LD panel (optional)

If you are analysing a large dataset with more than 50k samples, to speed up LD computation for clumping we suggest to prepare by chromosome bed/bim/fam files with the same variants present in the full genotype data but only a subset of samples. Then you can specify a pattern to these files using the ld_panel parameter like /ld_panel/chr{CHROM}_ld.

The {CHROM} is automatically substituted with number 1-23 when the pipeline is running. This is only processed when the clumping option is active. If the ld_panel parameter is not set and clumping is active the pipeline will use the full genotype data to estimate LD. Note that this will result in very long run time for huge datasets so providing an LD panel is highly reccomended when sample size is above 50k.
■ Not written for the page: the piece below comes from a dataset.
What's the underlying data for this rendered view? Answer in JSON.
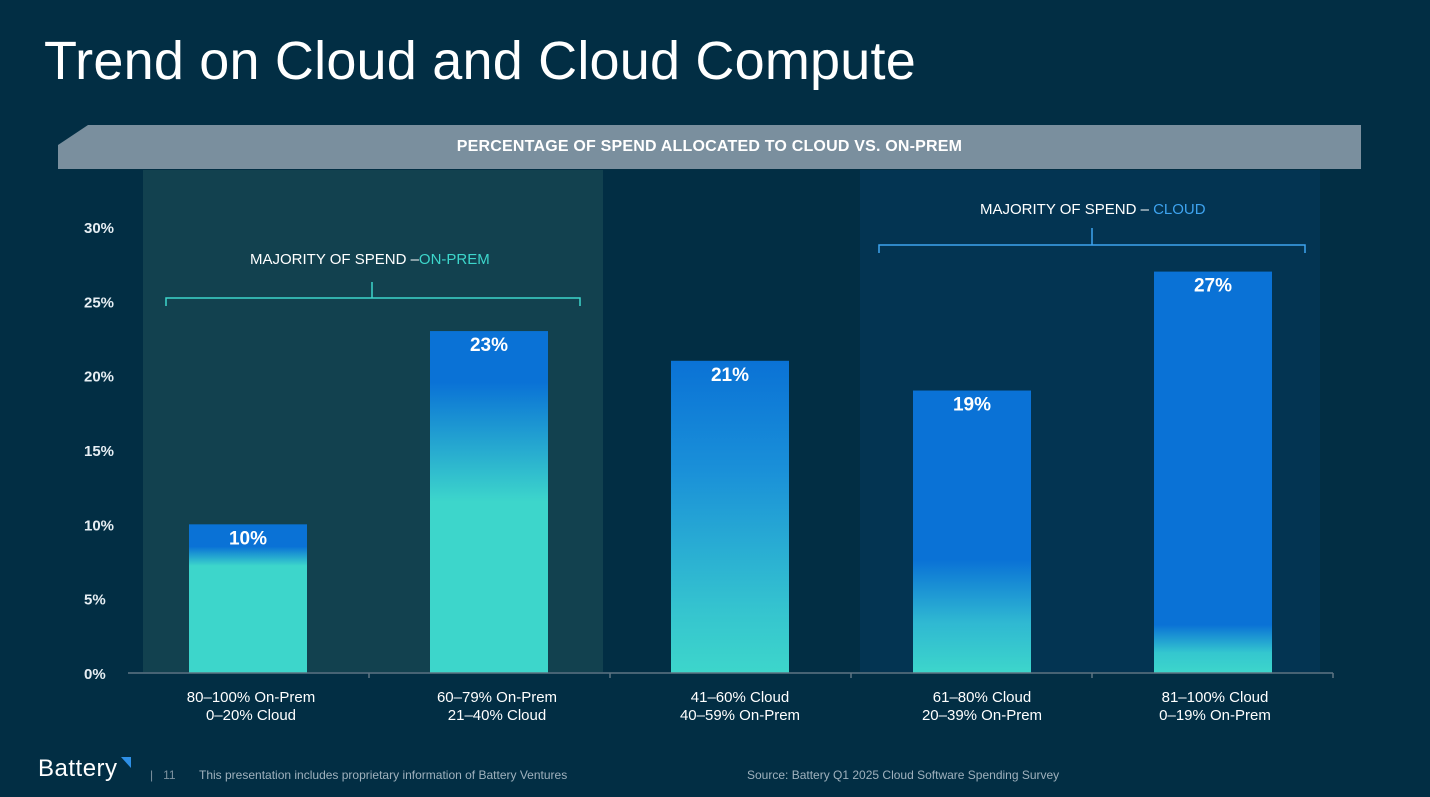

You can generate LD files using plink2 and the --keep option to extract a subset of unrelated samples from the full dataset. For example:

chrom=1 #Chromosome id
samples="samples.tsv" #File with a subset of unrelated individuals

plink2 \
--bgen input.bgen ref-first \
--sample input.sample \
--keep ${samples} \
--chr ${chrom} \
--make-bed \
--out chr${chrom}_ld_panel

When LD panel is not available

If you do not provide an LD panel, the pipeline will use the full input dataset to compute LD. First, input file(s) will be converted to bed format using plink2. Then if the input files are organized by chromosomes using the {CHROM} placeholder, only the relevant files will be used to perform clumping. Otherwise, if there are multiple input files, all converted dataset will be merged into a single dataset and this is used to perform clumping.

In any case, clumping procedure is then performed parallelized by chromosome and resulting annotated loci are then merged into a single file per phenotype.